Open ID on Mobile Devices
I’ve recently been playing around with a new idea for a mobile web application and was looking forward to pushing the OpenID cause with it. This is my first attempt at using OpenID for sign on and probably my last for a while. In principle, I’m all for it. Even with the potential flaw of someone getting access to several of your accounts with just one set of credentials, it’s always felt like an obvious missing technology on the web and I’m glad to see it get some momentum.
I’m a big mobile application fan and it feels as though there’s a lot of buzz around them this year. As mobile devices get better and location aware platforms such as Yahoo’s FireEagle begin to emerge, I think everyone has a head full of cool ideas. However, I found out that OpenID and mobile applications aren’t the best match. If you’ve played with OpenID already you’re probably familiar with some of potential pitfalls. Here are some of the biggies I found while using it in with my mobile app.

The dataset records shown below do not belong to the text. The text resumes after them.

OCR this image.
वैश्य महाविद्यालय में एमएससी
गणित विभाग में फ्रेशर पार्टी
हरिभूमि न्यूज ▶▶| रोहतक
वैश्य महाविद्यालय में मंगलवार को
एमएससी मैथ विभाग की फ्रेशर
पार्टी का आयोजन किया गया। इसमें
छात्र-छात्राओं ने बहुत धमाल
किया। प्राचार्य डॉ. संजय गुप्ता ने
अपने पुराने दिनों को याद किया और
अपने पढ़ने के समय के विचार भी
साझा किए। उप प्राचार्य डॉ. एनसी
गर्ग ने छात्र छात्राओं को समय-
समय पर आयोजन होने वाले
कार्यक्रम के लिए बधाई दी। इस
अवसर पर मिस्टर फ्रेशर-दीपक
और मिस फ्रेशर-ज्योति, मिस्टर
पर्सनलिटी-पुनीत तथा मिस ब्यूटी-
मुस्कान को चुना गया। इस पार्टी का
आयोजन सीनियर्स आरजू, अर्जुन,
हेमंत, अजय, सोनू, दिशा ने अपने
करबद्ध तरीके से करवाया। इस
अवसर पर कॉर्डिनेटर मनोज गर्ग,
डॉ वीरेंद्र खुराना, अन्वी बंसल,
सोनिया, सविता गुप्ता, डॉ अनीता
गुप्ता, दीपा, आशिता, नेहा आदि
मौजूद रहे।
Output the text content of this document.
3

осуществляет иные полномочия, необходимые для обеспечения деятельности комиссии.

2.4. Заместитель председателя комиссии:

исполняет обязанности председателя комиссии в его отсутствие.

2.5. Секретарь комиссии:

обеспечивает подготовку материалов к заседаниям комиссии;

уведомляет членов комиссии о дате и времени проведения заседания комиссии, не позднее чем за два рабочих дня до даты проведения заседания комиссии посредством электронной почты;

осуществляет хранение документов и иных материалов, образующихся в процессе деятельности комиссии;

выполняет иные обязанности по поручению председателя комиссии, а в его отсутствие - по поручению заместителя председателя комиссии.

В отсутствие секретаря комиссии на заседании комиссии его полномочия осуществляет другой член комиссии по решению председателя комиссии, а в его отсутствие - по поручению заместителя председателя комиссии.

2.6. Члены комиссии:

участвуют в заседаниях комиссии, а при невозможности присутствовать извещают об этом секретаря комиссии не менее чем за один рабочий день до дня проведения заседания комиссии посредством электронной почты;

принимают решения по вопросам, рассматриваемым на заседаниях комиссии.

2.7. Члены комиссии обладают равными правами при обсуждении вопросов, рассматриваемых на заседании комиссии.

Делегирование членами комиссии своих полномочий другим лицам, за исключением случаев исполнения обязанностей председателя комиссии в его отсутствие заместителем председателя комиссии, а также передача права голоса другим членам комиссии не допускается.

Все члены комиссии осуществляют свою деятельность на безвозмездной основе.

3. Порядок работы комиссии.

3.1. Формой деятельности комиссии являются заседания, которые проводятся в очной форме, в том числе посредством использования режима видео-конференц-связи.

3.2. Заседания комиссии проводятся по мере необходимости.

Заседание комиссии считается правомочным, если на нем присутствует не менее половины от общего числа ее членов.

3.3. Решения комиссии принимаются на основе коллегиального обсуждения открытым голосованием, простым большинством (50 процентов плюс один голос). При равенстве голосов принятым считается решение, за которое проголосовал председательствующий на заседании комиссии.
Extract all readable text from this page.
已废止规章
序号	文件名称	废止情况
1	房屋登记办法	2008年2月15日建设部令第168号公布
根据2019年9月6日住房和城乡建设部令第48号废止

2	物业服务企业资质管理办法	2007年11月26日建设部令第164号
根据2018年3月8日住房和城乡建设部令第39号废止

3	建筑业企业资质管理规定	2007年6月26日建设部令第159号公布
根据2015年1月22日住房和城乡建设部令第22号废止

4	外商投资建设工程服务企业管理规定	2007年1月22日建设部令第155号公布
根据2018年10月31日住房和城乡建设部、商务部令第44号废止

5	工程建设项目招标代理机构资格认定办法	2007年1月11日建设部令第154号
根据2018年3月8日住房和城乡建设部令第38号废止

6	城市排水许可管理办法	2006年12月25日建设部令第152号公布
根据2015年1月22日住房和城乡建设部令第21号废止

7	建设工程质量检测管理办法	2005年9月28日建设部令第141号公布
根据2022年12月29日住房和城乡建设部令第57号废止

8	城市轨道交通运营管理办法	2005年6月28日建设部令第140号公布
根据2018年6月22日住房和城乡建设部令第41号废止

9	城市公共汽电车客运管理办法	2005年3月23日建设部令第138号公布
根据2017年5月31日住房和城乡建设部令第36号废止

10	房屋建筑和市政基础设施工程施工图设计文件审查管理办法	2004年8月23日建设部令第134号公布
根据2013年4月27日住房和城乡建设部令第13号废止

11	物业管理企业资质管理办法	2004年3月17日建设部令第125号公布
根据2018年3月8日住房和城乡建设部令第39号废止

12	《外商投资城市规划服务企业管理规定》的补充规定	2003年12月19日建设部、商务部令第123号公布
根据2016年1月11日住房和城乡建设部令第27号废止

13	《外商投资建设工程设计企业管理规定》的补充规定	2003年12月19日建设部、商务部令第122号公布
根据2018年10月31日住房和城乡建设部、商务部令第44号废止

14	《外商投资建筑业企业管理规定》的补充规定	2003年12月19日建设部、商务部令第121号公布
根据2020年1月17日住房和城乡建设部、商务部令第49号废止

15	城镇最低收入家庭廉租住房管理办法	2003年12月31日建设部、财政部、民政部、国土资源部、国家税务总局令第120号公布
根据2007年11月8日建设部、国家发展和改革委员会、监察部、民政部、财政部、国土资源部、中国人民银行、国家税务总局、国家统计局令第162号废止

As with any web application consuming an OpenID, you briefly lose control of what the user is seeing to the provider. In my experience, this isn’t a huge issue and the process is fairly straight forward. In the case of a mobile application however, it’s pretty important that we ensure what the user sees is mobile friendly. I’m yet to find a major provider churning out acceptable mobile versions of their sign in process. Anyone who has tried using a mobile site on a phone knows that they want the whole process to be simple and preferably with as little data use and cumbersome keypad typing as possible. This is a show stopper for me until a majority of providers are showing full mobile support. Even if mobile friendly providers started turning up you still can’t ensure that your users will be using one.
Let’s assume we’ve finally got a nice mobile friendly OpenID provider that you’re quite happy to relinquish control to for logins, marvellous! The next frustration I found myself facing is the sheer extra effort of typing in a URL for a user name. Most phones will try to help you out when it knows you’re entering a URL to browse to with some short cuts, but your standard text input on a phone won’t make entering a URL very easy. It’s just an extra annoyance.
Finally, I realised that any existing web site already accepting OpenID that wanted to develop a mobile version wouldn’t be able to avoid these problems. If you have started accepting OpenID, you’re locked in (unless you really want to confuse users). For now, I’d recommend holding out on OpenID in your mobile applications.